Clinical Practice Guidelines
In 1989, the Agency for Health Care Policy and Research (AHCPR, since renamed the Agency for Healthcare Research and Quality [AHRQ]) was created with the charge to “enhance the quality, appropriateness, and effectiveness of health care services, through the establishment of a broad base of scientific research and through the promotion of improvements in clinical practice and in the organization, financing and delivery of health care services.“ Specifically included in the legislation was the charge that the agency put forth “clinically relevant“ practice guidelines. The Institute of Medicine convened an advisory committee at the time to assist the newly formed agency in fulfilling its mandate.
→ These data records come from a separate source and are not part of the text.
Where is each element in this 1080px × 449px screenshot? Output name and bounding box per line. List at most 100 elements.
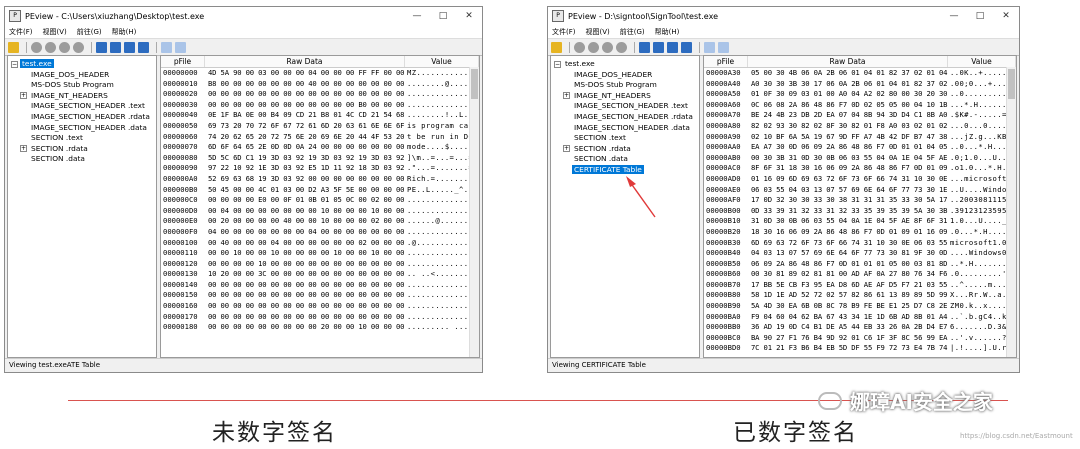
tree-item[interactable]: + IMAGE_NT_HEADERS: [551, 91, 699, 102]
table-row[interactable]: 00000AA0 EA A7 30 0D 06 09 2A 86 48 86 F7…: [704, 142, 1016, 153]
table-row[interactable]: 00000180 00 00 00 00 00 00 00 00 00 20 00…: [161, 322, 479, 333]
maximize-icon[interactable]: □: [430, 11, 456, 21]
tree-item[interactable]: IMAGE_SECTION_HEADER .data: [8, 123, 156, 134]
table-row[interactable]: 00000B20 18 30 16 06 09 2A 86 48 86 F7 0D…: [704, 227, 1016, 238]
table-row[interactable]: 00000A80 82 02 93 30 82 02 8F 30 82 01 F8…: [704, 121, 1016, 132]
table-row[interactable]: 000000D0 00 04 00 00 00 00 00 00 00 10 00…: [161, 206, 479, 217]
table-row[interactable]: 00000B80 58 1D 1E AD 52 72 02 57 82 86 61…: [704, 290, 1016, 301]
vertical-scrollbar[interactable]: [469, 67, 479, 357]
table-row[interactable]: 00000B10 31 0D 30 0B 06 03 55 04 0A 1E 04…: [704, 216, 1016, 227]
column-header-value[interactable]: Value: [948, 56, 1016, 67]
close-icon[interactable]: ✕: [456, 11, 482, 21]
menu-view[interactable]: 视图(V): [43, 27, 67, 37]
table-row[interactable]: 00000B60 00 30 81 89 02 81 81 00 AD AF 0A…: [704, 269, 1016, 280]
tree-item[interactable]: − test.exe: [8, 59, 156, 70]
expand-icon[interactable]: +: [563, 145, 570, 153]
forward-icon[interactable]: [602, 41, 613, 53]
view-byte-icon[interactable]: [96, 41, 107, 53]
column-header-raw-data[interactable]: Raw Data: [748, 56, 948, 67]
tree-item[interactable]: IMAGE_DOS_HEADER: [8, 70, 156, 81]
table-row[interactable]: 00000010 B8 00 00 00 00 00 00 00 40 00 00…: [161, 79, 479, 90]
last-icon[interactable]: [616, 41, 627, 53]
minimize-icon[interactable]: —: [941, 11, 967, 21]
column-header-pfile[interactable]: pFile: [704, 56, 748, 67]
table-row[interactable]: 00000A60 0C 06 08 2A 86 48 86 F7 0D 02 05…: [704, 100, 1016, 111]
tree-item[interactable]: IMAGE_SECTION_HEADER .text: [8, 101, 156, 112]
back-icon[interactable]: [588, 41, 599, 53]
view-word-icon[interactable]: [653, 41, 664, 53]
table-row[interactable]: 00000B30 6D 69 63 72 6F 73 6F 66 74 31 10…: [704, 238, 1016, 249]
forward-icon[interactable]: [59, 41, 70, 53]
table-row[interactable]: 00000B00 0D 33 39 31 32 33 31 32 33 35 39…: [704, 206, 1016, 217]
table-row[interactable]: 00000050 69 73 20 70 72 6F 67 72 61 6D 20…: [161, 121, 479, 132]
view-qword-icon[interactable]: [681, 41, 692, 53]
menu-help[interactable]: 帮助(H): [655, 27, 680, 37]
table-row[interactable]: 00000150 00 00 00 00 00 00 00 00 00 00 00…: [161, 290, 479, 301]
table-row[interactable]: 000000C0 00 00 00 00 E0 00 0F 01 0B 01 05…: [161, 195, 479, 206]
back-icon[interactable]: [45, 41, 56, 53]
table-row[interactable]: 00000020 00 00 00 00 00 00 00 00 00 00 00…: [161, 89, 479, 100]
table-row[interactable]: 00000A50 01 0F 30 09 03 01 00 A0 04 A2 02…: [704, 89, 1016, 100]
table-row[interactable]: 00000AF0 17 0D 32 30 30 33 30 38 31 31 31…: [704, 195, 1016, 206]
open-folder-icon[interactable]: [551, 41, 562, 53]
table-row[interactable]: 00000A30 05 00 30 4B 06 0A 2B 06 01 04 01…: [704, 68, 1016, 79]
table-row[interactable]: 00000AE0 06 03 55 04 03 13 07 57 69 6E 64…: [704, 185, 1016, 196]
view-detail-icon[interactable]: [718, 41, 729, 53]
table-row[interactable]: 00000BA0 F9 04 60 04 62 BA 67 43 34 1E 1D…: [704, 312, 1016, 323]
table-row[interactable]: 00000BC0 BA 90 27 F1 76 B4 9D 92 01 C6 1F…: [704, 333, 1016, 344]
table-row[interactable]: 00000090 97 22 10 92 1E 3D 03 92 E5 1D 11…: [161, 163, 479, 174]
tree-item[interactable]: MS-DOS Stub Program: [551, 80, 699, 91]
tree-item[interactable]: IMAGE_SECTION_HEADER .rdata: [8, 112, 156, 123]
tree-item[interactable]: IMAGE_SECTION_HEADER .data: [551, 123, 699, 134]
column-header-value[interactable]: Value: [405, 56, 479, 67]
view-detail-icon[interactable]: [175, 41, 186, 53]
table-row[interactable]: 000000E0 00 20 00 00 00 00 40 00 00 10 00…: [161, 216, 479, 227]
table-row[interactable]: 00000B70 17 BB 5E CB F3 95 EA D8 6D AE AF…: [704, 280, 1016, 291]
tree-item[interactable]: − test.exe: [551, 59, 699, 70]
tree-item[interactable]: + SECTION .rdata: [8, 144, 156, 155]
table-row[interactable]: 00000AD0 01 16 09 6D 69 63 72 6F 73 6F 66…: [704, 174, 1016, 185]
tree-item[interactable]: SECTION .data: [8, 154, 156, 165]
expand-icon[interactable]: +: [20, 145, 27, 153]
first-icon[interactable]: [574, 41, 585, 53]
table-row[interactable]: 00000A90 02 10 BF 6A 5A 19 67 9D FF A7 4B…: [704, 132, 1016, 143]
view-qword-icon[interactable]: [138, 41, 149, 53]
scrollbar-thumb[interactable]: [471, 69, 478, 99]
table-row[interactable]: 00000100 00 40 00 00 00 04 00 00 00 00 00…: [161, 238, 479, 249]
table-row[interactable]: 00000070 6D 6F 64 65 2E 0D 0D 0A 24 00 00…: [161, 142, 479, 153]
tree-item[interactable]: + SECTION .rdata: [551, 144, 699, 155]
minimize-icon[interactable]: —: [404, 11, 430, 21]
tree-item[interactable]: SECTION .text: [8, 133, 156, 144]
tree-item[interactable]: IMAGE_DOS_HEADER: [551, 70, 699, 81]
tree-item[interactable]: SECTION .text: [551, 133, 699, 144]
menu-file[interactable]: 文件(F): [9, 27, 33, 37]
menu-goto[interactable]: 前往(G): [77, 27, 102, 37]
table-row[interactable]: 00000060 74 20 62 65 20 72 75 6E 20 69 6E…: [161, 132, 479, 143]
tree-item[interactable]: MS-DOS Stub Program: [8, 80, 156, 91]
tree-item[interactable]: IMAGE_SECTION_HEADER .rdata: [551, 112, 699, 123]
table-row[interactable]: 00000AB0 00 30 3B 31 0D 30 0B 06 03 55 04…: [704, 153, 1016, 164]
table-row[interactable]: 000000F0 04 00 00 00 00 00 00 00 04 00 00…: [161, 227, 479, 238]
menu-file[interactable]: 文件(F): [552, 27, 576, 37]
tree-item[interactable]: IMAGE_SECTION_HEADER .text: [551, 101, 699, 112]
table-row[interactable]: 00000A40 A0 30 30 3B 30 17 06 0A 2B 06 01…: [704, 79, 1016, 90]
table-row[interactable]: 00000040 0E 1F BA 0E 00 B4 09 CD 21 B8 01…: [161, 110, 479, 121]
column-header-pfile[interactable]: pFile: [161, 56, 205, 67]
table-row[interactable]: 00000170 00 00 00 00 00 00 00 00 00 00 00…: [161, 312, 479, 323]
view-dword-icon[interactable]: [667, 41, 678, 53]
collapse-icon[interactable]: −: [554, 60, 561, 68]
table-row[interactable]: 00000A70 BE 24 4B 23 DB 2D EA 07 04 8B 94…: [704, 110, 1016, 121]
open-folder-icon[interactable]: [8, 41, 19, 53]
table-row[interactable]: 00000110 00 00 10 00 00 10 00 00 00 00 10…: [161, 248, 479, 259]
view-list-icon[interactable]: [704, 41, 715, 53]
tree-item[interactable]: CERTIFICATE Table: [551, 164, 699, 176]
table-row[interactable]: 00000130 10 20 00 00 3C 00 00 00 00 00 00…: [161, 269, 479, 280]
scrollbar-thumb[interactable]: [1008, 69, 1015, 99]
menu-help[interactable]: 帮助(H): [112, 27, 137, 37]
view-byte-icon[interactable]: [639, 41, 650, 53]
first-icon[interactable]: [31, 41, 42, 53]
last-icon[interactable]: [73, 41, 84, 53]
vertical-scrollbar[interactable]: [1006, 67, 1016, 357]
view-dword-icon[interactable]: [124, 41, 135, 53]
table-row[interactable]: 000000A0 52 69 63 68 19 3D 03 92 00 00 00…: [161, 174, 479, 185]
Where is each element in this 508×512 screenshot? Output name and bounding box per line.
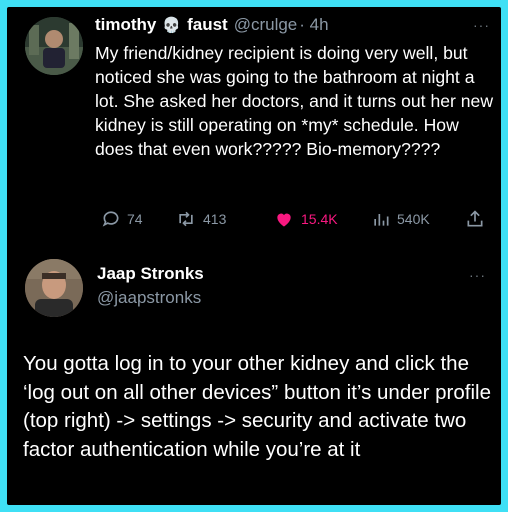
reply-count: 74: [127, 211, 143, 227]
skull-icon: 💀: [162, 17, 182, 34]
view-count: 540K: [397, 211, 430, 227]
tweet-text: My friend/kidney recipient is doing very…: [95, 43, 494, 159]
handle[interactable]: @crulge: [234, 15, 298, 35]
avatar[interactable]: [25, 259, 83, 317]
share-button[interactable]: [465, 207, 485, 231]
display-name[interactable]: Jaap Stronks: [97, 264, 204, 284]
heart-icon: [277, 213, 291, 227]
display-name[interactable]: timothy: [95, 15, 156, 35]
reply-button[interactable]: 74: [101, 207, 143, 231]
tweet-actions: 74 413 15.4K 540K: [95, 207, 491, 231]
retweet-button[interactable]: 413: [175, 207, 226, 231]
retweet-count: 413: [203, 211, 227, 227]
avatar[interactable]: [25, 17, 83, 75]
timestamp[interactable]: · 4h: [299, 15, 328, 35]
more-options-icon[interactable]: ···: [469, 267, 486, 283]
views-icon: [374, 214, 389, 226]
like-button[interactable]: 15.4K: [273, 207, 338, 231]
tweet-text: You gotta log in to your other kidney an…: [23, 352, 491, 461]
retweet-icon: [179, 211, 193, 227]
screenshot-frame: timothy 💀 faust @crulge · 4h ··· My frien…: [7, 7, 501, 505]
share-icon: [467, 210, 483, 227]
display-name-suffix[interactable]: faust: [187, 15, 228, 35]
reply-icon: [102, 211, 119, 227]
tweet-header: timothy 💀 faust @crulge · 4h: [95, 15, 329, 35]
handle[interactable]: @jaapstronks: [97, 288, 201, 308]
views-button[interactable]: 540K: [371, 207, 430, 231]
like-count: 15.4K: [301, 211, 338, 227]
more-options-icon[interactable]: ···: [473, 17, 490, 33]
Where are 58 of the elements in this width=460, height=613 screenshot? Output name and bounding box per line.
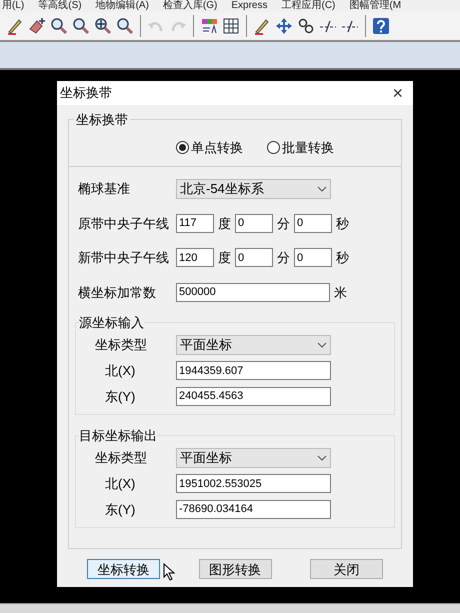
- field-label: 东(Y): [104, 388, 136, 406]
- dropdown[interactable]: 平面坐标: [176, 335, 331, 355]
- dropdown[interactable]: 平面坐标: [176, 448, 331, 468]
- field-label: 原带中央子午线: [78, 214, 170, 232]
- field-label: 秒: [336, 214, 349, 232]
- field-label: 度: [218, 249, 231, 267]
- input-field[interactable]: 0: [294, 248, 332, 268]
- chevron-icon: [317, 342, 327, 348]
- dialog-button[interactable]: 图形转换: [198, 559, 272, 579]
- cursor-icon: [163, 563, 175, 581]
- menu-item[interactable]: Express: [231, 0, 268, 12]
- field-label: 秒: [336, 249, 349, 267]
- zoom-icon[interactable]: [72, 17, 90, 35]
- input-field[interactable]: 1951002.553025: [176, 474, 331, 494]
- input-field[interactable]: 0: [235, 214, 273, 233]
- chevron-icon: [317, 186, 327, 192]
- input-field[interactable]: 0: [235, 248, 273, 268]
- field-label: 新带中央子午线: [78, 249, 170, 267]
- chevron-icon: [317, 455, 327, 461]
- palette-icon[interactable]: [200, 17, 218, 35]
- zoom-icon[interactable]: [94, 17, 112, 35]
- input-field[interactable]: 500000: [176, 282, 330, 302]
- input-field[interactable]: 0: [294, 214, 332, 233]
- input-field[interactable]: 240455.4563: [176, 386, 331, 406]
- pencil-icon[interactable]: [6, 17, 24, 35]
- field-label: 东(Y): [104, 500, 136, 519]
- zoom-icon[interactable]: [116, 17, 134, 35]
- menu-item[interactable]: 图幅管理(M: [349, 0, 402, 12]
- radio-option[interactable]: 单点转换: [176, 138, 243, 158]
- field-label: 分: [277, 249, 290, 267]
- menu-item[interactable]: 地物编辑(A): [96, 0, 149, 12]
- dialog-button[interactable]: 坐标转换: [87, 559, 160, 579]
- zoom-icon[interactable]: [50, 17, 68, 35]
- pencil-icon[interactable]: [253, 17, 271, 35]
- pen-icon[interactable]: [28, 17, 46, 35]
- field-label: 坐标类型: [95, 449, 148, 468]
- field-label: 北(X): [104, 362, 136, 380]
- help-icon[interactable]: [372, 17, 390, 35]
- field-label: 北(X): [104, 475, 136, 493]
- grid-icon[interactable]: [222, 17, 240, 35]
- radio-option[interactable]: 批量转换: [267, 138, 334, 158]
- field-label: 椭球基准: [78, 180, 131, 198]
- field-label: 度: [218, 214, 231, 232]
- input-field[interactable]: 117: [176, 214, 214, 233]
- input-field[interactable]: -78690.034164: [176, 500, 331, 519]
- input-field[interactable]: 120: [176, 248, 214, 268]
- window-title: 坐标换带: [60, 84, 112, 102]
- dialog-button[interactable]: 关闭: [310, 559, 383, 579]
- field-label: 坐标类型: [95, 336, 148, 354]
- move-icon[interactable]: [275, 17, 293, 35]
- dropdown[interactable]: 北京-54坐标系: [176, 178, 331, 198]
- menu-item[interactable]: 用(L): [2, 0, 24, 12]
- close-button[interactable]: ×: [392, 84, 403, 102]
- field-label: 分: [277, 214, 290, 232]
- field-label: 米: [334, 284, 347, 302]
- link-icon[interactable]: [297, 17, 315, 35]
- input-field[interactable]: 1944359.607: [176, 361, 331, 380]
- field-label: 横坐标加常数: [78, 284, 157, 302]
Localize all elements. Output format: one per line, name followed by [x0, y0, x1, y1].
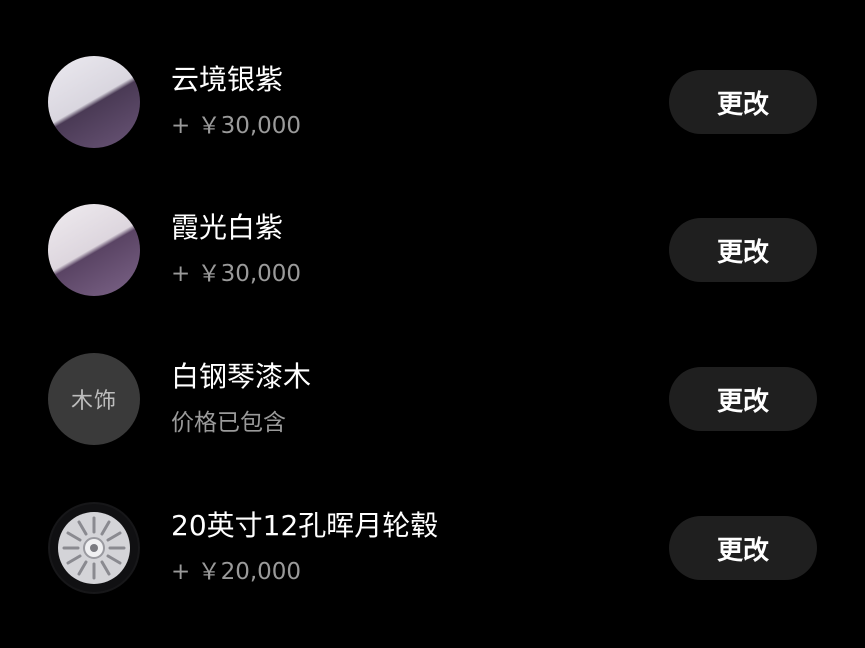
option-list: 云境银紫 + ￥30,000 更改 霞光白紫 + ￥30,000 更改 木饰 白… — [0, 0, 865, 648]
change-button[interactable]: 更改 — [669, 70, 817, 134]
list-item-wheel: 20英寸12孔晖月轮毂 + ￥20,000 更改 — [0, 502, 865, 622]
list-item-silver-purple: 云境银紫 + ￥30,000 更改 — [0, 56, 865, 176]
list-item-white-purple: 霞光白紫 + ￥30,000 更改 — [0, 204, 865, 324]
color-swatch-silver-purple — [48, 56, 140, 148]
item-price: + ￥30,000 — [171, 261, 302, 287]
change-button[interactable]: 更改 — [669, 218, 817, 282]
item-title: 20英寸12孔晖月轮毂 — [171, 509, 439, 542]
item-price: 价格已包含 — [171, 410, 286, 436]
wheel-icon — [48, 502, 140, 594]
item-price: + ￥20,000 — [171, 559, 302, 585]
list-item-piano-wood: 木饰 白钢琴漆木 价格已包含 更改 — [0, 353, 865, 473]
item-price: + ￥30,000 — [171, 113, 302, 139]
change-button[interactable]: 更改 — [669, 367, 817, 431]
change-button[interactable]: 更改 — [669, 516, 817, 580]
item-title: 云境银紫 — [171, 63, 284, 96]
item-title: 霞光白紫 — [171, 211, 284, 244]
color-swatch-white-purple — [48, 204, 140, 296]
item-title: 白钢琴漆木 — [171, 360, 312, 393]
wood-trim-thumbnail: 木饰 — [48, 353, 140, 445]
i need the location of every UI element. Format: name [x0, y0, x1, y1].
The committee’s report defined practice guidelines as “systematically developed statements to assist practitioner and patient decisions about appropriate health care for specific clinical circumstances.“ 34 The intended utility of practice guidelines was expressed in a follow-up report by the Institute of Medicine in 1992: “Scientific evidence and clinical judgment can be systematically combined to produce clinically valid, operational recommendations for appropriate care that can and will be used to persuade clinicians, patients, and others to change their practices in ways that lead to better health outcomes and lower health care costs.“ 35 Although the report acknowledged the existence of substantial barriers to the realization of this ideal, it remains a concise statement of the definition and promise of practice guidelines.